Dovrebbe essere un museo (anche in sogno non manca mai il caro buon museo); incontro quella che ritengo la biglietteria e scopro che la domenica è chiuso; mi ritrovo a riflettere sul fatto che sebbene chiuso, si possa entrare ed all’interno si possa leggere una scritta a diodi rossi che informa degli orari e della chiusura (che se poi sono in russo come farò mai a leggere? mah, potenza del sogno).
Adesso mi ritrovo a Rimini; potrebbero esserci dei lavori in corso in una strada assai grande, poi da una corriera scendono bambini che entrano in un locale, a mangiare, credo. Parlo con qualcuno della chiusura? forse qualche collega che non conosco.
Muore mio nonno Angiolino; considero che sia stata una cosa buona perchè così ha finito di soffrire; in questo frangente non piango anche se sono addolorato; penso che col nonno non ho mai avuto una discussione nè un contrasto.
La camera mortuaria o la chiesa è in un complesso edilizio dove si trova, a fianco, anche l’ingresso di un ufficio della polizia municipale, al cui interno riconosco qualche collega, come Piero, mentre altri mi sono ignoti.
Forse cerco di evitare di entrarvi per non dover fornire spiegazioni, tuttavia sento da lontano la voce di Belletti (l’eminenza “rossa” del comando quando ci lavoravo io) che mi dice di prendergli qualcosa in un cassetto o armadio o scaffale di un ufficio a fianco; non ricordo la mia risposta.
Parlo al telefono con l’addetto alle pompe funebri che mi dice: “ci vorrà un po’ di tempo; visto quello di cui è morto dovrà fare un salto di almeno 10 minuti in radiologia”.
Sono in auto con qualcuno, forse anche con la zia Luciana e lì mi viene da piangere a dirotto anche se cerco di trattenermi; fino ad ora c’ero riuscito ma adesso faccio fatica.

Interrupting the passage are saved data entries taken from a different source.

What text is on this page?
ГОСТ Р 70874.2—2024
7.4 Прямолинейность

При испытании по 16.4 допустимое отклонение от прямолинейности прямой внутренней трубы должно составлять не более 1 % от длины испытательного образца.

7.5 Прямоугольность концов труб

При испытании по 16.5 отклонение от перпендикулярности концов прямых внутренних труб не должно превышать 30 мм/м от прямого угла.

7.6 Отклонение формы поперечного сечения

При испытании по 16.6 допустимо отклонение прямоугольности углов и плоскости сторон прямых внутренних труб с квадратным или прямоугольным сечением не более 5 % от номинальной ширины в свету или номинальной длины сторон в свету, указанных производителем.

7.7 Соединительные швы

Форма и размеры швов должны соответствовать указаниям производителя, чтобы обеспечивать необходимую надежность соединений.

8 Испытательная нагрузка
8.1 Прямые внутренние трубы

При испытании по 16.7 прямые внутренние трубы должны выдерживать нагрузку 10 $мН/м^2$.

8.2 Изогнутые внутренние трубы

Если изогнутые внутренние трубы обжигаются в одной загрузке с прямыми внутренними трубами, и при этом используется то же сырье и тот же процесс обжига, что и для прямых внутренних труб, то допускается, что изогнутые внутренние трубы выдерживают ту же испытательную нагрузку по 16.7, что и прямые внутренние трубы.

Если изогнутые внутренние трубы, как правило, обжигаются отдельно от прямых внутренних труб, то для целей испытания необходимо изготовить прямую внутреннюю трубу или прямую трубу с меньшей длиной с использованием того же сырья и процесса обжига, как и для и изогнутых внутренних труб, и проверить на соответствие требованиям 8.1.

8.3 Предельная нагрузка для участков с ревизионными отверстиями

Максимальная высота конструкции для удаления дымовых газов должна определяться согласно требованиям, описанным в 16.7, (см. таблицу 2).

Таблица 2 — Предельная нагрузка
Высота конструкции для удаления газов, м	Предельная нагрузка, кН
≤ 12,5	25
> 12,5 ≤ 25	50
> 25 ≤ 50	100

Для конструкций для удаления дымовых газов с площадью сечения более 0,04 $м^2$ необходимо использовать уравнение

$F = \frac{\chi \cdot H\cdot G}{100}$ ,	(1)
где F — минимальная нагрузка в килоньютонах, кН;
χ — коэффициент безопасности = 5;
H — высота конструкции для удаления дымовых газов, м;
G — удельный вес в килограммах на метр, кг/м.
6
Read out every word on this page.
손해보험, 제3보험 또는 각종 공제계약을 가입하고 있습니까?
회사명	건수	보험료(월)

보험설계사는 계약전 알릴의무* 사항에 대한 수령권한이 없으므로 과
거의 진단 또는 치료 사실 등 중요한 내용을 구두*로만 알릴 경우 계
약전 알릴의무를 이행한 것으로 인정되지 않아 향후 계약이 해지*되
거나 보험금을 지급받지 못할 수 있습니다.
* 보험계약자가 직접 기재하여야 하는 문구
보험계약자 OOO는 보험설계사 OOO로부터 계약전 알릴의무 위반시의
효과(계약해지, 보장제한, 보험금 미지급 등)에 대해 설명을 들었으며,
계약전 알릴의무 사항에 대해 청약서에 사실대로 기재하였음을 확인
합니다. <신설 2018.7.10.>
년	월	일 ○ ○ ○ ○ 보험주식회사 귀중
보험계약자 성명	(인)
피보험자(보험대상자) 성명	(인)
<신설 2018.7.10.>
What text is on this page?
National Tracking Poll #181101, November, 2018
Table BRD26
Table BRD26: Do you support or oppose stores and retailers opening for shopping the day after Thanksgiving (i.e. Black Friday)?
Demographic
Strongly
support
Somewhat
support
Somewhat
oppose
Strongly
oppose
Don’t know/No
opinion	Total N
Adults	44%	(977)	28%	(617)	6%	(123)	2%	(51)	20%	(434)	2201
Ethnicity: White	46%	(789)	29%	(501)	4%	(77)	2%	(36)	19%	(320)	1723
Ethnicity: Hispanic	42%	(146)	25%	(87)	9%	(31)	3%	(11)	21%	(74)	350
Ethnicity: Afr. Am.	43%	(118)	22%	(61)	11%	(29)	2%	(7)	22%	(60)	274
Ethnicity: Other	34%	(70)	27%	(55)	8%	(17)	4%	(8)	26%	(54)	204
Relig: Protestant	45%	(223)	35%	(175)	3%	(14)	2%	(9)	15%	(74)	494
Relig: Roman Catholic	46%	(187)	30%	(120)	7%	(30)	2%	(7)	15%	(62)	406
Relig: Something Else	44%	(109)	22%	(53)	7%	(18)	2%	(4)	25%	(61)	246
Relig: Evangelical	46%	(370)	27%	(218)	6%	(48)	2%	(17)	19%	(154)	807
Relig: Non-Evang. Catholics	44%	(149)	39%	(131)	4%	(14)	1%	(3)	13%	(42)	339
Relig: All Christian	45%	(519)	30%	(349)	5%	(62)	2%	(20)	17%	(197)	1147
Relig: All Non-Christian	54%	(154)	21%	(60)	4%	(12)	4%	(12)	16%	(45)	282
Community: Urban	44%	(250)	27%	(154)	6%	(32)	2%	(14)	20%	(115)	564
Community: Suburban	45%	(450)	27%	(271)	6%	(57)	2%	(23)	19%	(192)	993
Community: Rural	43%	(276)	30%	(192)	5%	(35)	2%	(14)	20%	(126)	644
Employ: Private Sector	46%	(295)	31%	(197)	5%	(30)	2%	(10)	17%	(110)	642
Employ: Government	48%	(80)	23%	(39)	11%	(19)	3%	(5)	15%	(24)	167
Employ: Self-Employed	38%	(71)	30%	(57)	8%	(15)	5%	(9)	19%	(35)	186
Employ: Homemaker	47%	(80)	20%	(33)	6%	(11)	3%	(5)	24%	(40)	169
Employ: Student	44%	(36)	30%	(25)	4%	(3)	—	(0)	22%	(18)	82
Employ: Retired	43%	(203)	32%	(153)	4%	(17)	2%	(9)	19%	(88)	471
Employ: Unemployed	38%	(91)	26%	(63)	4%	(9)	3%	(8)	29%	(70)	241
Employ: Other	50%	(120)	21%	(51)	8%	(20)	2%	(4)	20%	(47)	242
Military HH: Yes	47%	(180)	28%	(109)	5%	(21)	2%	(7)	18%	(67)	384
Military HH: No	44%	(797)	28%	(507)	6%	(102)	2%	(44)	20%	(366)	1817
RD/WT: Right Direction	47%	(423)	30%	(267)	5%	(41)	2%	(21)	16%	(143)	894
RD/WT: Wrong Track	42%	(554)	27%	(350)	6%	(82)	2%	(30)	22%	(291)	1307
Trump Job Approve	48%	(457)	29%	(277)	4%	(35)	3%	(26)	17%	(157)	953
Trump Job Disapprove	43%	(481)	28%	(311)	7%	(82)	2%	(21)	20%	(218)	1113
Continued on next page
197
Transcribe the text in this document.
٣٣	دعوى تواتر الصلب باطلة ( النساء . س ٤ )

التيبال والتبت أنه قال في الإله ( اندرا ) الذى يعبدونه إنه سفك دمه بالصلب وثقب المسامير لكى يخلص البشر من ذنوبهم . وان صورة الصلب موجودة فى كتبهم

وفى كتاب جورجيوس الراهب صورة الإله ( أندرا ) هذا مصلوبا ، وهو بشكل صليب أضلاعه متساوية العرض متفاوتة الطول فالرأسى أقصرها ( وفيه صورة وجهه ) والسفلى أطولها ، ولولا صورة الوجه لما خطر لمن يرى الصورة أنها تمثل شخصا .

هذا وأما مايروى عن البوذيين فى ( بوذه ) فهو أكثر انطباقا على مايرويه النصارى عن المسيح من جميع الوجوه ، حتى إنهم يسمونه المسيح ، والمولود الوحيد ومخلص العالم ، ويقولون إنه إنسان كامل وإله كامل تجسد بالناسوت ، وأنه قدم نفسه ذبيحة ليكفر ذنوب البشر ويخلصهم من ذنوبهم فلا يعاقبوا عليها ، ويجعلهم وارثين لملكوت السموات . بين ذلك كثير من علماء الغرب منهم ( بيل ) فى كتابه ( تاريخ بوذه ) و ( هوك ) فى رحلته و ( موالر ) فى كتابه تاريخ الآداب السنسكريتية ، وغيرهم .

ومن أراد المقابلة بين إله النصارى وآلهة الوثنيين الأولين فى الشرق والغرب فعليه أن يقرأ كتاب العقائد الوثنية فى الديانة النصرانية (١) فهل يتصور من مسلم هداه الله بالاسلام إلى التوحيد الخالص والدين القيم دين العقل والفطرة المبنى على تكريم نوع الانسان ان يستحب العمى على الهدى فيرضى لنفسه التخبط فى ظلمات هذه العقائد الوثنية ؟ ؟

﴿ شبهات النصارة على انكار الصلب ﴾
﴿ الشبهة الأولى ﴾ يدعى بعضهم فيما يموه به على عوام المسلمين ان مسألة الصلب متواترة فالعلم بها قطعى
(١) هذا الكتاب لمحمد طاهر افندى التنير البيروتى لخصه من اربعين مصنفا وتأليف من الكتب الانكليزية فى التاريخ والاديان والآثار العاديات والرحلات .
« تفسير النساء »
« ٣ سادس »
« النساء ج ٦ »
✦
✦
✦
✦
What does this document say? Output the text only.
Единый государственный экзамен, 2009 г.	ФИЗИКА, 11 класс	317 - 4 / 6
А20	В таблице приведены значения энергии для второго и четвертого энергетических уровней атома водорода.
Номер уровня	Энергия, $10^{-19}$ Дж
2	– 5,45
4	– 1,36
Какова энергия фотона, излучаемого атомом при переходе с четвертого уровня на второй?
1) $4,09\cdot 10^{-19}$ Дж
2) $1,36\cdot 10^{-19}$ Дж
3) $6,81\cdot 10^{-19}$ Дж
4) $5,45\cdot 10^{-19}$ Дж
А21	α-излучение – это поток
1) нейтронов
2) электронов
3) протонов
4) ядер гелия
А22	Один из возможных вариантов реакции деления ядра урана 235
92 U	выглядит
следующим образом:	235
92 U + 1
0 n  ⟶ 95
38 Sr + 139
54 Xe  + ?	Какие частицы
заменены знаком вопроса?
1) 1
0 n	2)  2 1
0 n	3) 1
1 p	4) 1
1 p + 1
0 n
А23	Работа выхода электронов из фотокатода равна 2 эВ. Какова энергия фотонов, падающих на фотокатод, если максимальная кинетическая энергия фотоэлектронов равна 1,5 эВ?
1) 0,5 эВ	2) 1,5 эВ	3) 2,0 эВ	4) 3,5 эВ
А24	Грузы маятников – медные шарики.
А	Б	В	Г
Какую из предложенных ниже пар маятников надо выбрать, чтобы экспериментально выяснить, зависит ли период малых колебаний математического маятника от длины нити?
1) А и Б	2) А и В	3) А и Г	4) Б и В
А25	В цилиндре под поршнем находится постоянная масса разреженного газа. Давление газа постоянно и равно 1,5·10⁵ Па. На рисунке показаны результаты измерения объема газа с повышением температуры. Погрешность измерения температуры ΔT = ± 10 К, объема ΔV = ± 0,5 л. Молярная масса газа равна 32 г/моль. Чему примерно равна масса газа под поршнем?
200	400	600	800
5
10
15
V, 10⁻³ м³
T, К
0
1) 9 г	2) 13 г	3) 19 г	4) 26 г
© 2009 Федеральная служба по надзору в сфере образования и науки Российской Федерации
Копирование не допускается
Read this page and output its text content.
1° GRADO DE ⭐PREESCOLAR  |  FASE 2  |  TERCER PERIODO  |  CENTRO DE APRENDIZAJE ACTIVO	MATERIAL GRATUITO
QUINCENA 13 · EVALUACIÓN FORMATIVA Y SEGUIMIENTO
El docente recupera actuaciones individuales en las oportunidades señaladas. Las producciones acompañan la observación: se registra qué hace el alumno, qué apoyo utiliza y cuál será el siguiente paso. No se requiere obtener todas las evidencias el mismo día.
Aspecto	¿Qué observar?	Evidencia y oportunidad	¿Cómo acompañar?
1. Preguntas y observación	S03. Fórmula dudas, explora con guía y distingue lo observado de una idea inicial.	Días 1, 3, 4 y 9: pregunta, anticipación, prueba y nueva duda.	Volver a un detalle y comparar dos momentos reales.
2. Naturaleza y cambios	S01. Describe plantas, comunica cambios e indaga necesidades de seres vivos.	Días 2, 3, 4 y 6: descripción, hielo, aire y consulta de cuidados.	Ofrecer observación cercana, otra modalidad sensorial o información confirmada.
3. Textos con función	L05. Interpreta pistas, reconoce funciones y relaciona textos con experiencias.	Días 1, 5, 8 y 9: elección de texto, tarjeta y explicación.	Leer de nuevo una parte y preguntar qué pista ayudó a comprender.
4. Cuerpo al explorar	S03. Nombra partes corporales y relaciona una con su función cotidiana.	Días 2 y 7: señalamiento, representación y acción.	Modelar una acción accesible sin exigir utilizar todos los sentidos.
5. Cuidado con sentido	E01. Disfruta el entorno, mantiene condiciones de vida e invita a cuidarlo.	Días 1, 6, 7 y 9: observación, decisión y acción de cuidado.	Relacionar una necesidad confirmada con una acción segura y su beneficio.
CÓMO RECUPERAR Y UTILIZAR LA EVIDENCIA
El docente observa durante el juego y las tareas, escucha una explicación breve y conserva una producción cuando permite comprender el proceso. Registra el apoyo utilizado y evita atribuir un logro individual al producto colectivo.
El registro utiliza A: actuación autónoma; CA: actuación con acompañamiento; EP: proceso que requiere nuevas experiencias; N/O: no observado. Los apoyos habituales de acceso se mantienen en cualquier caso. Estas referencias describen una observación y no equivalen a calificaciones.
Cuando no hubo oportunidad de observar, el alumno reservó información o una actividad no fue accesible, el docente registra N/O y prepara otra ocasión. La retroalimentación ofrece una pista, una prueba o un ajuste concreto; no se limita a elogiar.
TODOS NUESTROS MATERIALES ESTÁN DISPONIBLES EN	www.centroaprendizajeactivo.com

Poi sono davanti all’ingresso dell’edificio di prima (chiesa/comando) quando vedo arrivare una sorta di corteo funebre con la bara del nonno; mi avvicino ed entro in chiesa, dando un’occhiata, prima, all’ufficio, cercando di trattenere le lacrime come se non volessi far sapere ai colleghi di questo lutto, anche se vedono in che condizioni sono.
Dentro non so perchè mi piego e sento che i pantaloni, di tessuto marrone (colore che notoriamente io amo poco), forse di lana, sono strappati sul fondoschiena, non scuciti, ma proprio laceri con un buco largo ed ampio; mi preoccupo della figuraccia, ma rimettendomi dritto mi tocco dietro per verificare se il buco si vede e scopro, con un certo sollievo, che la giacca lo copre.
Nell’entrare in chiesa mia zia mi chiede se ho parlato con Liliana (mia cugina), forse dei fiori, io credo di rispondere di no; il feretro intanto si dirige verso il centro ed io piango senza riuscire a trattenermi.
Questo è quanto ho sognato stanotte, 22 ottobre, dopo avere terminato la lettura del libro di Francesco Gallina “De perfectione” e avere amabilmente chiacchierato con Umberto al telefono (come di sera non mi accade mai).